- Directed by: Jeremy Larter
- Written by: Jeremy Larter
- Produced by: Jason Arsenault Jeremy Larter Jenna MacMillan
- Starring: Chris Locke Susan Kent
- Cinematography: Kevin A. Fraser
- Edited by: Patricia Brown Jeremy Larter
- Production company: 63 Lights Entertainment
- Distributed by: Levelfilm
- Release date: September 16, 2023 (AIFF);
- Running time: 110 minutes
- Country: Canada
- Language: English

= Who's Yer Father? =

2023 Canadian comedy film

Who's Yer Father? is a 2023 Canadian crime comedy film, written, produced, and directed by Jeremy Larter. The film stars Chris Locke as Larry Constable, a bumbling private investigator in a small Prince Edward Island town who teams up with convenience store owner Rhonda Perry (Susan Kent) to investigate a black market lobster smuggling ring.

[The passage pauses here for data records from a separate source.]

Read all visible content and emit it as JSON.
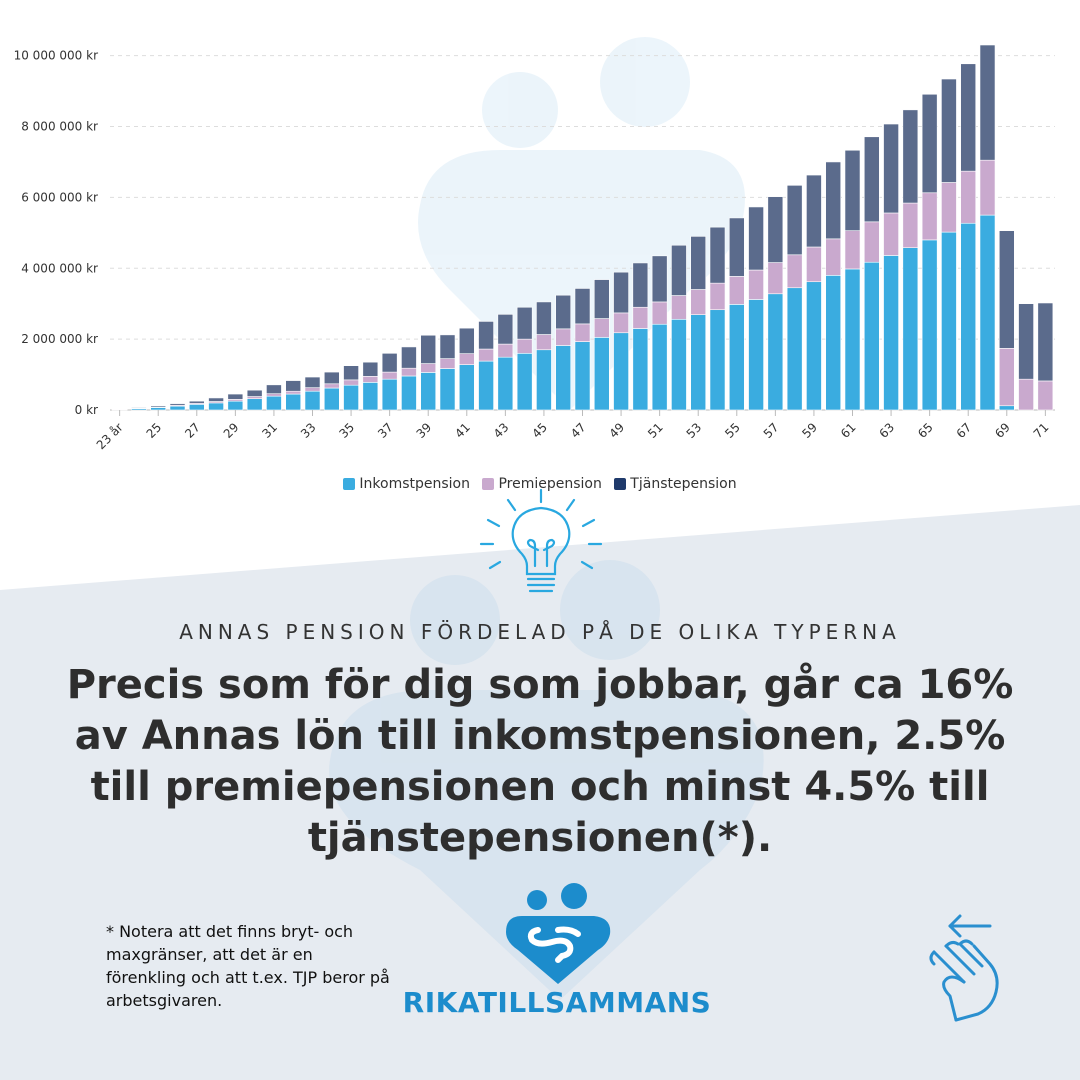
{
  "chart_data": {
    "type": "bar",
    "stacked": true,
    "categories": [
      "23 år",
      "24",
      "25",
      "26",
      "27",
      "28",
      "29",
      "30",
      "31",
      "32",
      "33",
      "34",
      "35",
      "36",
      "37",
      "38",
      "39",
      "40",
      "41",
      "42",
      "43",
      "44",
      "45",
      "46",
      "47",
      "48",
      "49",
      "50",
      "51",
      "52",
      "53",
      "54",
      "55",
      "56",
      "57",
      "58",
      "59",
      "60",
      "61",
      "62",
      "63",
      "64",
      "65",
      "66",
      "67",
      "68",
      "69",
      "70",
      "71"
    ],
    "tick_labels": [
      "23 år",
      "25",
      "27",
      "29",
      "31",
      "33",
      "35",
      "37",
      "39",
      "41",
      "43",
      "45",
      "47",
      "49",
      "51",
      "53",
      "55",
      "57",
      "59",
      "61",
      "63",
      "65",
      "67",
      "69",
      "71"
    ],
    "series": [
      {
        "name": "Inkomstpension",
        "color": "#3aace0",
        "values": [
          10000,
          40000,
          70000,
          110000,
          160000,
          200000,
          250000,
          320000,
          390000,
          450000,
          530000,
          620000,
          700000,
          780000,
          870000,
          960000,
          1060000,
          1170000,
          1280000,
          1380000,
          1490000,
          1600000,
          1700000,
          1820000,
          1930000,
          2050000,
          2180000,
          2300000,
          2420000,
          2560000,
          2690000,
          2830000,
          2980000,
          3120000,
          3280000,
          3450000,
          3620000,
          3800000,
          3980000,
          4170000,
          4360000,
          4580000,
          4800000,
          5020000,
          5270000,
          5500000,
          120000,
          0,
          0
        ]
      },
      {
        "name": "Premiepension",
        "color": "#c9a9ce",
        "values": [
          5000,
          10000,
          15000,
          25000,
          30000,
          40000,
          50000,
          60000,
          70000,
          80000,
          100000,
          120000,
          150000,
          170000,
          200000,
          220000,
          250000,
          280000,
          310000,
          340000,
          370000,
          400000,
          430000,
          470000,
          500000,
          530000,
          560000,
          600000,
          630000,
          670000,
          710000,
          750000,
          790000,
          830000,
          880000,
          930000,
          980000,
          1030000,
          1080000,
          1140000,
          1200000,
          1260000,
          1330000,
          1400000,
          1470000,
          1550000,
          1620000,
          870000,
          820000
        ]
      },
      {
        "name": "Tjänstepension",
        "color": "#5b6b8c",
        "values": [
          5000,
          20000,
          35000,
          45000,
          60000,
          100000,
          150000,
          180000,
          250000,
          300000,
          300000,
          330000,
          400000,
          400000,
          530000,
          600000,
          800000,
          670000,
          720000,
          780000,
          840000,
          900000,
          920000,
          950000,
          1000000,
          1100000,
          1150000,
          1250000,
          1300000,
          1420000,
          1500000,
          1580000,
          1650000,
          1780000,
          1860000,
          1960000,
          2030000,
          2170000,
          2270000,
          2400000,
          2510000,
          2630000,
          2780000,
          2920000,
          3030000,
          3250000,
          3320000,
          2130000,
          2200000
        ]
      }
    ],
    "ylim": [
      0,
      10300000
    ],
    "yticks": [
      0,
      2000000,
      4000000,
      6000000,
      8000000,
      10000000
    ],
    "ytick_labels": [
      "0 kr",
      "2 000 000 kr",
      "4 000 000 kr",
      "6 000 000 kr",
      "8 000 000 kr",
      "10 000 000 kr"
    ],
    "grid": true,
    "legend_position": "bottom"
  },
  "colors": {
    "accent": "#1c8ccc",
    "bulb": "#29a8e0",
    "panel": "#e6ebf1"
  },
  "subtitle": "ANNAS PENSION FÖRDELAD PÅ DE OLIKA TYPERNA",
  "headline": "Precis som för dig som jobbar, går ca 16% av Annas lön till inkomstpensionen, 2.5% till premiepensionen och minst 4.5% till tjänstepensionen(*).",
  "note": "* Notera att det finns bryt- och maxgränser, att det är en förenkling och att t.ex. TJP beror på arbetsgivaren.",
  "brand": "RIKATILLSAMMANS",
  "icons": {
    "bulb": "lightbulb-icon",
    "logo": "rikatillsammans-logo",
    "hand": "swipe-left-hand-icon"
  }
}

The cast also includes Jess Salgueiro, Matt Wells, Kaniehtiio Horn, Steve Lund, Marc Hickox, Graham Putnam, Kinza Baker, Robbie Moses, Linda Wigmore, Danielle M. Villard and Sharlene MacLean.

The film entered production in August 2022, with funding assistance from Prince Edward Island's new Film Production Fund. Larter had written the screenplay in 2015, but set it aside to work on other projects, most notably his 2019 film Pogey Beach, before returning to it in the early 2020s.

The film premiered at the 2023 Atlantic International Film Festival, and was screened at the 2023 Cinéfest Sudbury International Film Festival.

==Awards==
Kent won the Joan Orenstein & David Renton Award for Outstanding Performance in Acting at the 2023 Atlantic International Film Festival.

Kent and Locke both received Canadian Screen Award nominations for Best Lead Performance in a Comedy Film at the 12th Canadian Screen Awards in 2024, and Fatema Hoque was nominated for Best Makeup.